Other popular voluntary benefits include those focused on financial protection, such as financial wellness checks, legal services, and ID theft protection (up 6% this year) as well as the more traditional supplemental life and accidental death and dismemberment insurance.
Changing Plan Structure
Employers have increasingly recognized that they may have reached the limit on what employees can accept in terms of cost-shifting through increased deductibles, copays, and lower coinsurance. Employers are taking a new tack, with many adopting more unusual approaches to controlling costs. Among the more interesting include:
- No longer covering out-of-network expenses under any plan option, except in the case of emergency and certain mental health services;
- Covering preventive medications at no cost—or at a lower cost than generics;
- Dropping HSA contributions and wellness incentives and replacing them with an “old school” cafeteria plan, where employees are given a flat dollar amount to spend on the coverages they prefer; and
- On-demand insurance—combining a core medical plan with the ability to purchase “add-on” coverages for specific treatments or procedures on an as-needed basis.
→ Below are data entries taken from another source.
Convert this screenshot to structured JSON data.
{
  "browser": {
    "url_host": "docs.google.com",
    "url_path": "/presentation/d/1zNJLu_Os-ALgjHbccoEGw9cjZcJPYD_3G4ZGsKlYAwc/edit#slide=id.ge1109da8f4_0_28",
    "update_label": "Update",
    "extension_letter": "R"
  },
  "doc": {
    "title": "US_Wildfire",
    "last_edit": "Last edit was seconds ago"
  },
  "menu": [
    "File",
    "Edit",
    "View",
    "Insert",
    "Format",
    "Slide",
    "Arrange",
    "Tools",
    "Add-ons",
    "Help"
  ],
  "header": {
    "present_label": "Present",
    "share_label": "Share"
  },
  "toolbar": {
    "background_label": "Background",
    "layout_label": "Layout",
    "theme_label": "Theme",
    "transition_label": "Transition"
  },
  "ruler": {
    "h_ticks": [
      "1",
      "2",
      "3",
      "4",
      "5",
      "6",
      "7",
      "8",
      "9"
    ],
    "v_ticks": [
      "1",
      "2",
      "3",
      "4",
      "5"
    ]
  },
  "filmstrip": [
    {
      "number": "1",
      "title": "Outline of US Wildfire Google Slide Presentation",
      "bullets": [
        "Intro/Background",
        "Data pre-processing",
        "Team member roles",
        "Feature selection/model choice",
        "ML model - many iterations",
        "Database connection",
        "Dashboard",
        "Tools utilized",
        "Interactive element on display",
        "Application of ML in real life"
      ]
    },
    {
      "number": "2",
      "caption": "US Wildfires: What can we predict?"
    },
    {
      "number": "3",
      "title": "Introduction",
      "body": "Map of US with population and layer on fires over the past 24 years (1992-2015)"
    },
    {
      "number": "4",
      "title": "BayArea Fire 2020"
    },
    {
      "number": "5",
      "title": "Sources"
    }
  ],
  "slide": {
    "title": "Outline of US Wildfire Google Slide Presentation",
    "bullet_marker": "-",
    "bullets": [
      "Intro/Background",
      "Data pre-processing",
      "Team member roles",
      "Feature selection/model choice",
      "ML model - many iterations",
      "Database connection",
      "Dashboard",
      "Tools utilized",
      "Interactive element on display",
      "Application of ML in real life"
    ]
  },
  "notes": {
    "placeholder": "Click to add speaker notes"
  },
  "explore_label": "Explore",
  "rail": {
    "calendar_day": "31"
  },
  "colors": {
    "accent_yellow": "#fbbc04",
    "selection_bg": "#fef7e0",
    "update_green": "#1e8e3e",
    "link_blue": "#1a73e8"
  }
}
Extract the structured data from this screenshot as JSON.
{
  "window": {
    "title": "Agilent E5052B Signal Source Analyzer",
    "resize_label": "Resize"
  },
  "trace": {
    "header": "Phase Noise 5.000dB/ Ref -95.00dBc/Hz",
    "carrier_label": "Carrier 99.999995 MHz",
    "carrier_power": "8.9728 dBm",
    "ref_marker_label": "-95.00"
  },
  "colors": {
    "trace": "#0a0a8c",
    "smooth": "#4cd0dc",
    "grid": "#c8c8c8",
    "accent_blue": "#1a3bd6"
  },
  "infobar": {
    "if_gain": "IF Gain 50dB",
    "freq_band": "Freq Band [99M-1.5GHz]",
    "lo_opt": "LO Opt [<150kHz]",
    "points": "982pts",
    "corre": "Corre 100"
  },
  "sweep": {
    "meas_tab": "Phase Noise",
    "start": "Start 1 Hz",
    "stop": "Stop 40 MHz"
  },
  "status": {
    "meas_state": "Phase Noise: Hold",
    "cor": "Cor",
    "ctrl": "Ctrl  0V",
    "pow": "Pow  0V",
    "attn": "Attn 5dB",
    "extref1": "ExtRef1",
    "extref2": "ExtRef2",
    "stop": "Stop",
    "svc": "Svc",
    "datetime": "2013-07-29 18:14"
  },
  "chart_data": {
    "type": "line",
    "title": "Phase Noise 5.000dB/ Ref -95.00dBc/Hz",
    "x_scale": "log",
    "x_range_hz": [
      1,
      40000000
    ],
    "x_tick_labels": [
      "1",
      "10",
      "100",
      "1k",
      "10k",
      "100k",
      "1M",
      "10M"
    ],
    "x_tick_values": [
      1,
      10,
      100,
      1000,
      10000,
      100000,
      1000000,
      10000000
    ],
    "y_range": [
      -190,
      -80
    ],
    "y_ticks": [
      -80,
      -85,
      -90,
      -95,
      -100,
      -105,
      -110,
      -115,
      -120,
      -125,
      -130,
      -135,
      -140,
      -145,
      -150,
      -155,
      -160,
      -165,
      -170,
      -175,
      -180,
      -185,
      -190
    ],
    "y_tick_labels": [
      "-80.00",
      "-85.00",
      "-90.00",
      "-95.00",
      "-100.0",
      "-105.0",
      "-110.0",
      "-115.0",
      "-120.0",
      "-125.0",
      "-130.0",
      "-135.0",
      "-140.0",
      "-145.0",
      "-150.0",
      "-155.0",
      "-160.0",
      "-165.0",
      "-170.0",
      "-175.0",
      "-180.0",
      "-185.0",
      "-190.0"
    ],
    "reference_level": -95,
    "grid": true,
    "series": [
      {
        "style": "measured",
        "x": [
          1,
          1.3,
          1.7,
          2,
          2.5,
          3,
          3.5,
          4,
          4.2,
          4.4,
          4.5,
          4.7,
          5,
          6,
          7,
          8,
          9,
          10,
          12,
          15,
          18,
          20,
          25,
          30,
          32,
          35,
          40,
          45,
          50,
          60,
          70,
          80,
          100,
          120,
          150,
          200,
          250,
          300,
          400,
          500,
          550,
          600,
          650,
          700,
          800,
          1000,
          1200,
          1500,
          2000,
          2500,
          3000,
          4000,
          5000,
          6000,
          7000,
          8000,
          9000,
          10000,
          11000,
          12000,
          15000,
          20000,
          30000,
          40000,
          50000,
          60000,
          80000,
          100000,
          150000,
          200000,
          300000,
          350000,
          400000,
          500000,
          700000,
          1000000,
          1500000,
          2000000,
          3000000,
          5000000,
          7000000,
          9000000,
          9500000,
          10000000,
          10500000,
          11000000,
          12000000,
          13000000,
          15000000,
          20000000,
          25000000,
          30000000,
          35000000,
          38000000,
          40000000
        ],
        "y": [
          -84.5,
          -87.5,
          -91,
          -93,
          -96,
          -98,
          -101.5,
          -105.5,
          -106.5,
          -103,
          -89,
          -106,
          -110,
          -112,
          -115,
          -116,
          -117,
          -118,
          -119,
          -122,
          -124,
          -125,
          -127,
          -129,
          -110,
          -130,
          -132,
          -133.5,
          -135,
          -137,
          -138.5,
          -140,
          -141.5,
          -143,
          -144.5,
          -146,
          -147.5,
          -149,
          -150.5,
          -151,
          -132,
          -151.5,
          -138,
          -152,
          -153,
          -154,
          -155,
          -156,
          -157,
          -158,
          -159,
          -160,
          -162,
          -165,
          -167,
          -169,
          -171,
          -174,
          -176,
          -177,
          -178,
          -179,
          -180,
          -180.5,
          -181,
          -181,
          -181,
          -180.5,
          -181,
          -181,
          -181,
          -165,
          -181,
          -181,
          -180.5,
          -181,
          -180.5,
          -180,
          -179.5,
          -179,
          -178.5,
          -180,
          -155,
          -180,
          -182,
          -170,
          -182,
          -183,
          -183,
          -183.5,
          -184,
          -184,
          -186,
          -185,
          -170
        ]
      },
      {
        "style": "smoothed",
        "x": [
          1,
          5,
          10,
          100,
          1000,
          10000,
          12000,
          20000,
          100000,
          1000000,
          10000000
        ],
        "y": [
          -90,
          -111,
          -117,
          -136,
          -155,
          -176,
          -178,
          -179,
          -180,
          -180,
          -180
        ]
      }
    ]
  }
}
The first approaches help encourage employees to make cost-effective decisions when they need care (driving use of in-network providers) and adherence to treatment plans (when prescriptions are free), while leaving employees ultimately in control of the impact on their wallets. The others respond to employee demand for the ability to customize and personalize their coverage package to best reflect what they need at their stage in life.
To that end, this year’s study saw an uptick (from 30% to 41%) in employers offering high-deductible plans (particularly among small and mid-size organizations). However, these plans were typically just one of several offerings rather than the only option. In fact, the average employer in our database sponsored five different plans.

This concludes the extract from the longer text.